Researchers used polysomnography to monitor participants’ sleep patterns throughout the night. They also took blood samples using a long IV line every 10 minutes to measure growth hormone levels. Each participant went through two sleep studies, spaced two months apart, one with and one without sleep disturbance. During sleep-disturbed nights, loud sounds played through a bedside speaker as the participant entered slow-wave sleep, the deepest form of sleep. The sounds used to disrupt participants’ sleep ranged from silent, simulated door knocking to louder sounds comparable to those of a garbage truck.

An unexpected discovery

The scientists found that there was no difference in growth hormone secretion between the two study nights, including the number of growth hormone pulses and their amplitude or size. Shaw was surprised that the participants all awoke the next morning feeling refreshed, with no memory of having been awakened from a deep sleep. There were also no differences in morning vital signs or cortisol levels, suggesting that the sleep disruption had not created stress.

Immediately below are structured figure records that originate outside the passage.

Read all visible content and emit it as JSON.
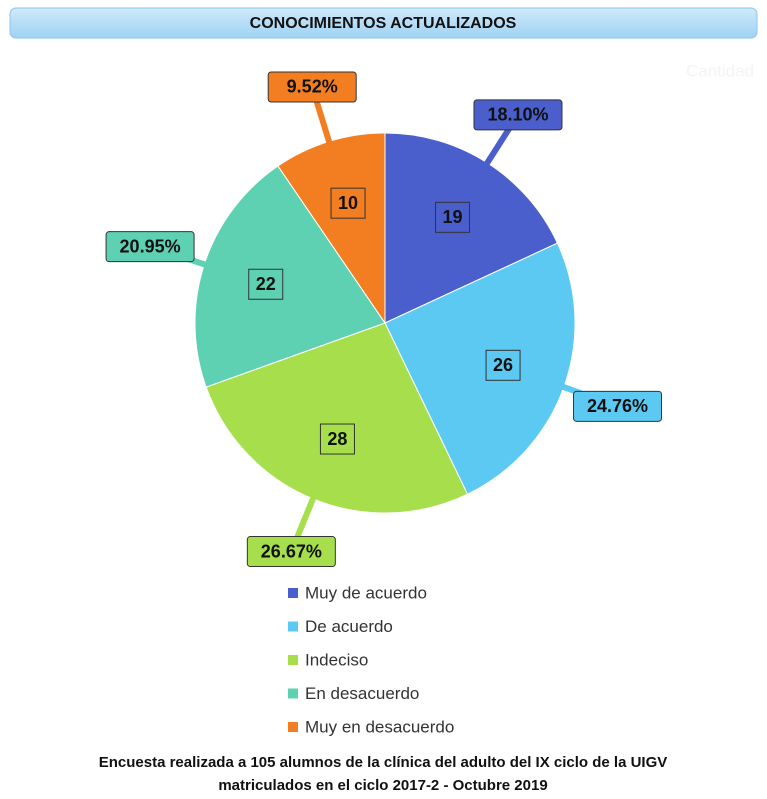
{
  "chart_data": {
    "type": "pie",
    "title": "CONOCIMIENTOS  ACTUALIZADOS",
    "series_name": "Cantidad",
    "categories": [
      "Muy de acuerdo",
      "De acuerdo",
      "Indeciso",
      "En desacuerdo",
      "Muy en desacuerdo"
    ],
    "values": [
      19,
      26,
      28,
      22,
      10
    ],
    "percent_labels": [
      "18.10%",
      "24.76%",
      "26.67%",
      "20.95%",
      "9.52%"
    ],
    "colors": [
      "#4a5fcb",
      "#5bc9f1",
      "#a6df4b",
      "#5dd1b1",
      "#f37e22"
    ],
    "legend": "bottom",
    "note": [
      "Encuesta realizada a 105 alumnos de la clínica del adulto del IX ciclo de la UIGV",
      "matriculados en el ciclo 2017-2 - Octubre 2019"
    ]
  }
}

“This finding was unexpected given the traditional view that undisturbed deep sleep is required for growth hormone secretion to occur,” Shaw said. “We thought we would see dips in growth hormone when deep sleep was disrupted, but we didn’t.”

This document is based on a earlier paper in which the researchers found that the disruption of deep sleep did not affect the reproductive hormones of pubertal children.

Calvert ME, Molsberry SA, Kangarloo T, Amin MR, Genty V, Faghih RT, Klerman EB, Shaw ND. 2022. Acute sleep disturbance does not decrease pulsatile growth hormone secretion in pubertal children. J Endocr Soc 6(11):bvac146.

Shaw ND, Butler JP, Nemati S, Kangarloo T, Ghassemi M, Malhotra A, Hall JE. 2015. Accumulated deep sleep is a strong predictor of LH pulse onset in postpubertal children. J Clin Endocrinol Metab 100(3):1062-1070.

(Robin Mackar is a writer and media relations coordinator in the Office of Communications and Public Liaison at NIEHS.)